I disagree though about the exclusion of "pure heterosexuals" from the "great artists club". I believe an artist can be in touch with his feminine, creative aspect,have the capacity for an agape love of other men, and create great work without having a sexual arousal response to men. I don't know about the private sexual proclivities of all my artist friends, but on a superficial level, the most talented of my friends appear to be highly sensitive straight males. But that's just among my circle of friends--there are many circles.



To: nihil who wrote (31290)2/20/1999 12:43:00 PM
From: epicure  Read Replies (3) | Respond to of 108807
 
Um- I would have to say that MOST generals I am familiar with, through the history books, have been heterosexual. The machismo and arrogance necessary to be an aggressive military leader dovetails neatly with the aggressive super male- but I would say they probably don't make great family men in terms of their fidelity.

Now, on to art. Some of the greatest artists I am familiar with were heterosexual- Picasso loved women, lots of them, lots and lots of them- and so did many other absolute geniuses of art- they probably could not have done so well had they not loved women and the female form so much (randy Mozart? a great lover of female flesh by all accounts). I think one can see in many of the nude paintings of women from the Rennaissance an erotic and passionate love of women on the part of the sculptors and painters. And many of the great landscape painters were good heterosexual family men- I know the same is true for many of the great Dutch masters. Brueghal, for example, had a very happy marriage by all accounts- and I consider him a genius. A supportive loving muse can be a great asset to a great man- perhaps muses are hard to find today, but in the past history has been replete with them.

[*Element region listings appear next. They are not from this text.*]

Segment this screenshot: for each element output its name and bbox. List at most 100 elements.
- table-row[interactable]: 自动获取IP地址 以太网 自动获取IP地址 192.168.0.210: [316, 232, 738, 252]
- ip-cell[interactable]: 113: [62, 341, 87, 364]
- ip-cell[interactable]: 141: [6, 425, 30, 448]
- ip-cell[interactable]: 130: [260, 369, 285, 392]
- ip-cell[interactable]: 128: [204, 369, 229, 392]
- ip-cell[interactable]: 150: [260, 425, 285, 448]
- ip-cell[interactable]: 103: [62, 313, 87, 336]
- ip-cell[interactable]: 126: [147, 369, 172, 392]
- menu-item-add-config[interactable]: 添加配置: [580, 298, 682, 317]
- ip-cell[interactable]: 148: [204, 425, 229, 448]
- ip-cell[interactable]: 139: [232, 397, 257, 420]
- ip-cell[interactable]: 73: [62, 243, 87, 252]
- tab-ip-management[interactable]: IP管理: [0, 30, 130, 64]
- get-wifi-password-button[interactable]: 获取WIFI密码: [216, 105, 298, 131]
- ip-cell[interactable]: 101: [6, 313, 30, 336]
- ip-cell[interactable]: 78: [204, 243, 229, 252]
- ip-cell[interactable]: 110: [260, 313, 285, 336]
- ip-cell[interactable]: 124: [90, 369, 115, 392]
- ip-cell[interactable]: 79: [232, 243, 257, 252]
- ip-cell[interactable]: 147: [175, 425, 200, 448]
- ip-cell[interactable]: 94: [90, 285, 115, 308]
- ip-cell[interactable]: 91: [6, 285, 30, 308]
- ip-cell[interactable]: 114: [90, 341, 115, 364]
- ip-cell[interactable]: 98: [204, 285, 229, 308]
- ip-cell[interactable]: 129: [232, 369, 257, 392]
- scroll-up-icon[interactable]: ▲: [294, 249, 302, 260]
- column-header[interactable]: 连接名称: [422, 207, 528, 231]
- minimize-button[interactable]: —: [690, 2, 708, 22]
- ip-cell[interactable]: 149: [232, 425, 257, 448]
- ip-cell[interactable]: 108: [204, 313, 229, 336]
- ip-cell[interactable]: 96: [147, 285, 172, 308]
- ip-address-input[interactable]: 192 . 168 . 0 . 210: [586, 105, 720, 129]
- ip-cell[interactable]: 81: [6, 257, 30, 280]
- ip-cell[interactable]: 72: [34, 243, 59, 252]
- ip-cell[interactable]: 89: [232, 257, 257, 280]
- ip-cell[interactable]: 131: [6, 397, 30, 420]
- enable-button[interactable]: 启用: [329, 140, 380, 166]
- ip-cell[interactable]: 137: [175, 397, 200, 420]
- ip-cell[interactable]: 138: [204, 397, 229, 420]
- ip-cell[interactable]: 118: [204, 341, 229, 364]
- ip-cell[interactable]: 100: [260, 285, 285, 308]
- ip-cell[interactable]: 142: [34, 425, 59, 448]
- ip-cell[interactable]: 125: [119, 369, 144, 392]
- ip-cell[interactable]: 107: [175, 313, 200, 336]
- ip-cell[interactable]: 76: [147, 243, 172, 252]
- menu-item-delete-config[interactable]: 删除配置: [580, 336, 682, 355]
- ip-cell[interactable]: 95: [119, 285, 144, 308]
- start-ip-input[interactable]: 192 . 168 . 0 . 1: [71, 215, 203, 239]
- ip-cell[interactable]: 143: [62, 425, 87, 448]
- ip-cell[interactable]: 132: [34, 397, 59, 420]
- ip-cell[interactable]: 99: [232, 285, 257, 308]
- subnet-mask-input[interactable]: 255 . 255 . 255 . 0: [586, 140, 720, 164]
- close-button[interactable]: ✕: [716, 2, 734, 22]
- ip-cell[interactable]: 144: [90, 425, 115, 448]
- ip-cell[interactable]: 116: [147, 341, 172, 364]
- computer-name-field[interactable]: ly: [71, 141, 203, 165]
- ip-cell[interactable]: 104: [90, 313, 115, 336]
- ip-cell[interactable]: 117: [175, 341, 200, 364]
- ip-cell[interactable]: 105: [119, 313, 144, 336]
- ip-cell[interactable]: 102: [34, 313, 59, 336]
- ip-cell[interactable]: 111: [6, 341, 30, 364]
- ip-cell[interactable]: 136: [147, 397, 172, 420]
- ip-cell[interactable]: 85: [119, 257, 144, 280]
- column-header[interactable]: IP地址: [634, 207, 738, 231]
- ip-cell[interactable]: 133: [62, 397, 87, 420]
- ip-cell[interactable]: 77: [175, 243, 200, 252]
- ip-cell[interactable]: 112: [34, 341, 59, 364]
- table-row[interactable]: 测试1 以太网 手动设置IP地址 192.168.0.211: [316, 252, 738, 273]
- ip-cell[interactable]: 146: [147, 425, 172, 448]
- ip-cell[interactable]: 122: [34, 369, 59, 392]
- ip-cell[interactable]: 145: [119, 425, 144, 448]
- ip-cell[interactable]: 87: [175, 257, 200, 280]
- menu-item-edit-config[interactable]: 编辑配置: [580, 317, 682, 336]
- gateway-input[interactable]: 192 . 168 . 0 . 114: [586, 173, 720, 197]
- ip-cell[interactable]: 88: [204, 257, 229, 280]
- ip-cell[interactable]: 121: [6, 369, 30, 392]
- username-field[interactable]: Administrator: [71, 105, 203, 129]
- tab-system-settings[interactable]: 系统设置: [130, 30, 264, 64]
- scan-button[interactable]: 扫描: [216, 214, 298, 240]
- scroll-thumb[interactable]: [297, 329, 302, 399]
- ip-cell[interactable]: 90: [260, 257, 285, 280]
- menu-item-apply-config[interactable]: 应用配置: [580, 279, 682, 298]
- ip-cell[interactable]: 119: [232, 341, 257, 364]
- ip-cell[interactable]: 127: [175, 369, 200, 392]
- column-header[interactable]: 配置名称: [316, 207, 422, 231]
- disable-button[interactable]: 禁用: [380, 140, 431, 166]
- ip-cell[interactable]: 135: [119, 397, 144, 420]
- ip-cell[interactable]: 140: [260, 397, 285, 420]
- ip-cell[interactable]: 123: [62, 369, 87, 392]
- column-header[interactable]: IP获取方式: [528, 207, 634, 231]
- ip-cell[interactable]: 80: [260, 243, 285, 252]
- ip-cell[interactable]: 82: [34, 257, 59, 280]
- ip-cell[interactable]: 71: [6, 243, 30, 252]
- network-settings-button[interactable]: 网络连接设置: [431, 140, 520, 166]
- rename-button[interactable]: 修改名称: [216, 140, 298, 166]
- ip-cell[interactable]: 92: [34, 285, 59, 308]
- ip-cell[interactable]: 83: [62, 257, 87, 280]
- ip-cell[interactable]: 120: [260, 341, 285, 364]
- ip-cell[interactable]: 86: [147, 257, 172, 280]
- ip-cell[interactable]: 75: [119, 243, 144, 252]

Better to say that genius can spring from anywhere- it is not bounded by race or sex or sexual proclivity. It is silly to try to assign genius to any particular well spring, or to go about mining the past for geniuses that fit one's particular exegesis- because exceptions will always be found because genius IS perverse.



To: nihil who wrote (31290)2/20/1999 10:42:00 PM
From: E  Read Replies (2) | Respond to of 108807
 
<<I deny absolutely that a married purely heterosexual person can become a great painter or sculptor, or novelist, or leader of people. >>

nihil, please say you're kidding, or at least engaging in hyperbole... Dickens? Joyce? Tolstoy? Chekov?(I know he didn't write actual novels, but it's the same thing. Hardy? Gissing?) Rodin? Chamberlain? De Kooning? Picasso? Franklin D. Roosevelt, unless you know something I don't? Churchill?

This is a silly proposition anyway. What does "exclusively" mean? That we can prove there was never any adolescent homosexual event? How could one know that?

If you can prove that every married apparently hetero great artist or statesman was, in fact, gay, or partly gay, you've got a book there, dude. I'd love to see your archives. But I think you've said something pretty notional here.

It's silly of me to argue about this. I don't care about it. It just seemed so... odd an assertion!

<<Nature does not need much of our reproductive powers. It needs people who can love each other.>>

Hey, I thought you watched the Discovery Channel!

'Nature' doesn't have needs, does it? Isn't just... nature? Whatever is, is nature. The impact of events on Nature may be better for us or worse for us (or our descendants), and accordingly as we assess that situation, we call it what Nature 'needs,' or doesn't. I think this is almost tautologically true.